According to many economists, most workers follow a similar pattern: they become less productive as the day goes on. While there are several reasons to explain this phenomenon, one question remains. Should other countries follow Sweden's lead and cut the length of the working day to 6 hours? http://www.ecnmy.org/engage/why-people-should-work-six-hours-a-day-and-no-more/
The worst are 12 hour shifts, graveyard, split shift and 7 day work weeks. I've worked all of them. At this time I'm working 7 hours a day. Still, I would gladly work 8 hours just to get the extra pay.
Back in the early 1900s this was studied to death, and the breakover found to be about 8 hours a day for 5 days per week. Less than that, the company gained by boosting hours. More than that, the company did not gain. That's before, not after, the common extra pay for overtime hours is figured in - that's the straight pay figure.

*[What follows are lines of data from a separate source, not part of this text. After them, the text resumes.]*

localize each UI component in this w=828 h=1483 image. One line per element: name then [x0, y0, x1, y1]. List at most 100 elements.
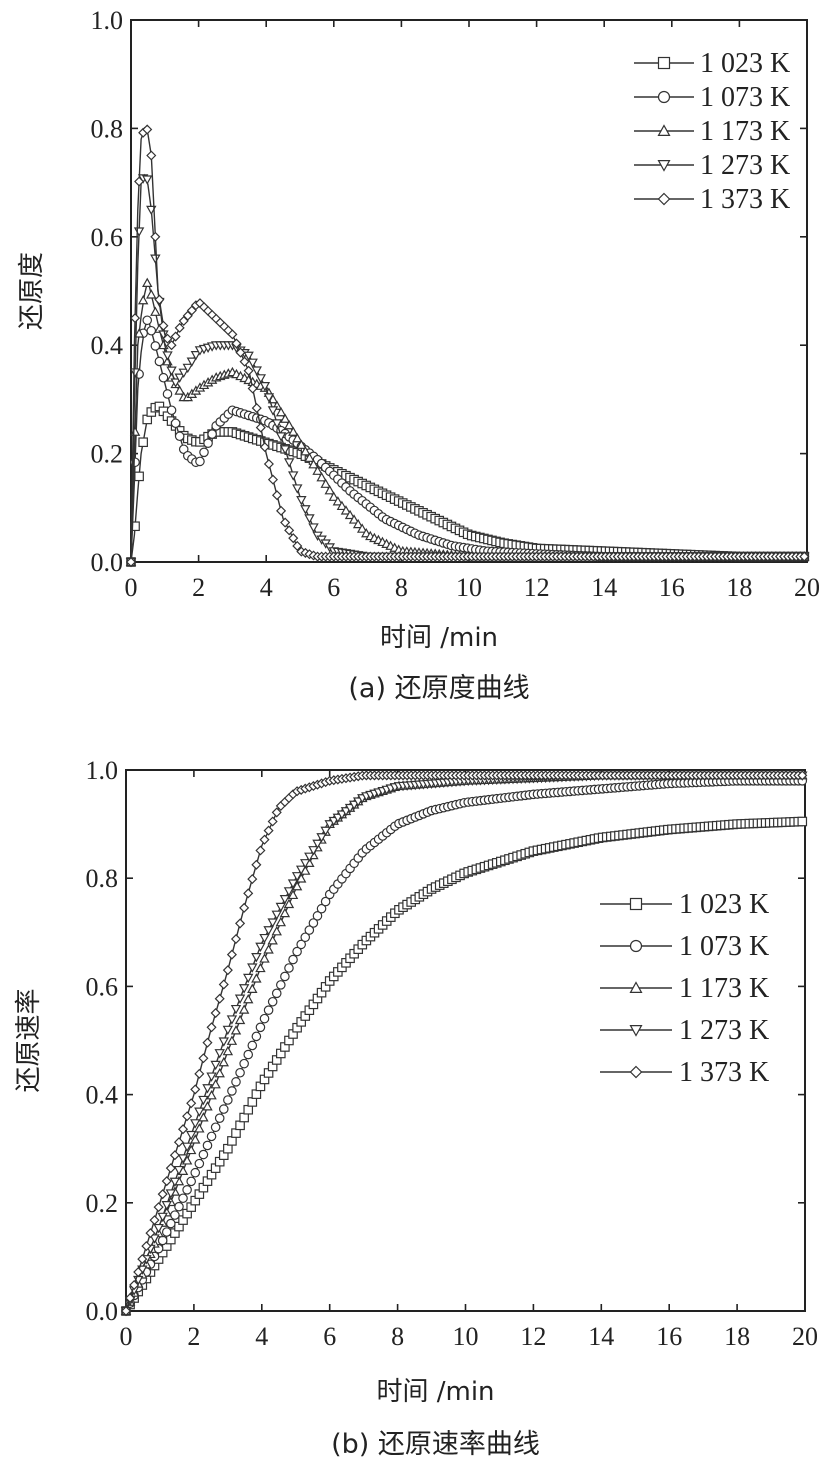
data-point — [279, 413, 291, 423]
data-point — [174, 322, 185, 333]
data-point — [247, 963, 258, 973]
data-point — [222, 965, 233, 976]
x-tick-label: 8 — [395, 573, 408, 602]
data-point — [304, 852, 315, 862]
y-tick-label: 0.8 — [86, 864, 119, 893]
data-point — [181, 1155, 193, 1165]
data-point — [251, 1089, 262, 1099]
data-point — [267, 474, 279, 485]
data-point — [214, 1113, 225, 1123]
data-point — [275, 406, 287, 417]
data-point — [235, 347, 246, 358]
data-point — [328, 491, 340, 501]
legend-label: 1 273 K — [700, 150, 790, 181]
data-point — [797, 816, 808, 827]
data-point — [263, 944, 274, 954]
data-point — [271, 988, 282, 999]
data-point — [202, 1084, 213, 1094]
legend: 1 023 K1 073 K1 173 K1 273 K1 373 K — [634, 48, 790, 215]
data-point — [150, 306, 161, 316]
legend-label: 1 373 K — [700, 184, 790, 215]
y-tick-label: 0.2 — [86, 1189, 119, 1218]
y-tick-label: 0.4 — [91, 331, 124, 360]
data-point — [292, 540, 303, 552]
data-point — [251, 366, 262, 376]
data-point — [129, 368, 141, 378]
data-point — [312, 465, 323, 475]
x-tick-label: 20 — [794, 573, 820, 602]
data-point — [336, 500, 348, 511]
data-point — [287, 889, 299, 900]
data-point — [190, 1119, 201, 1129]
data-point — [177, 1154, 189, 1164]
y-tick-label: 0.2 — [91, 440, 124, 469]
data-point — [292, 484, 303, 494]
y-tick-label: 1.0 — [91, 6, 124, 35]
data-point — [214, 1067, 225, 1078]
data-point — [304, 925, 315, 935]
data-point — [288, 471, 299, 481]
figure-caption: (b) 还原速率曲线 — [331, 1429, 540, 1460]
data-point — [300, 932, 311, 943]
data-point — [279, 895, 291, 905]
x-tick-label: 0 — [120, 1322, 133, 1351]
figure-caption: (a) 还原度曲线 — [348, 673, 529, 704]
data-point — [267, 996, 278, 1007]
data-point — [247, 358, 258, 368]
data-point — [120, 1305, 132, 1317]
x-tick-label: 16 — [656, 1322, 682, 1351]
data-point — [170, 418, 181, 429]
x-tick-label: 0 — [125, 573, 138, 602]
data-point — [300, 505, 311, 515]
data-point — [231, 338, 242, 349]
legend-marker — [629, 897, 643, 911]
x-tick-label: 8 — [391, 1322, 404, 1351]
data-point — [194, 1158, 205, 1169]
data-point — [255, 1022, 266, 1033]
data-point — [259, 834, 270, 845]
legend-entry: 1 173 K — [600, 973, 769, 1004]
series-square — [126, 401, 810, 567]
data-point — [296, 939, 306, 950]
data-point — [190, 1084, 201, 1095]
data-point — [202, 1101, 213, 1111]
data-point — [308, 918, 319, 928]
data-point — [230, 1004, 242, 1015]
data-point — [210, 1122, 221, 1133]
data-point — [295, 865, 307, 875]
data-point — [182, 310, 193, 321]
data-point — [186, 305, 197, 316]
data-point — [170, 1210, 180, 1220]
data-point — [267, 918, 278, 928]
series-square — [121, 816, 808, 1316]
legend-marker — [657, 192, 671, 206]
data-point — [320, 896, 331, 907]
data-point — [296, 496, 307, 506]
data-point — [227, 1086, 237, 1096]
data-point — [283, 458, 295, 468]
data-point — [348, 514, 360, 524]
data-point — [161, 1227, 172, 1237]
data-point — [146, 150, 157, 161]
data-point — [263, 393, 275, 403]
data-point — [271, 490, 283, 501]
data-point — [226, 1035, 238, 1045]
data-point — [316, 903, 327, 914]
data-point — [276, 505, 287, 516]
legend-marker — [629, 939, 643, 953]
data-point — [251, 953, 262, 963]
data-point — [247, 1040, 258, 1051]
data-point — [340, 505, 352, 515]
data-point — [170, 378, 181, 388]
data-point — [129, 1279, 140, 1291]
data-point — [235, 1067, 245, 1078]
data-point — [145, 1228, 156, 1239]
data-point — [243, 1049, 254, 1060]
data-point — [214, 993, 225, 1004]
x-tick-label: 10 — [456, 573, 482, 602]
data-point — [134, 471, 144, 482]
data-point — [162, 389, 173, 399]
data-point — [288, 954, 298, 965]
legend-label: 1 073 K — [679, 931, 769, 962]
data-point — [138, 437, 148, 448]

That's where the 40 hour week came from, why that number was chosen - it was what the employers found maximized efficiency. For some reason, this common knowledge of the '50s has been lost, and corporate execs are no longer considered bad managers if their employees work more than 40 hours @ week. In the US, of course, there are such high overhead costs for hiring another employee (mostly US health care, the fuckup with a thousand faces) that the temptation to pay overtime instead is very strong. This leads to a suboptimal equilibrium trap: the lower productivity prevents increases in the wages, the lower wages bias an employee toward accepting overtime work, the various bad effects of the longer hours lower productivity.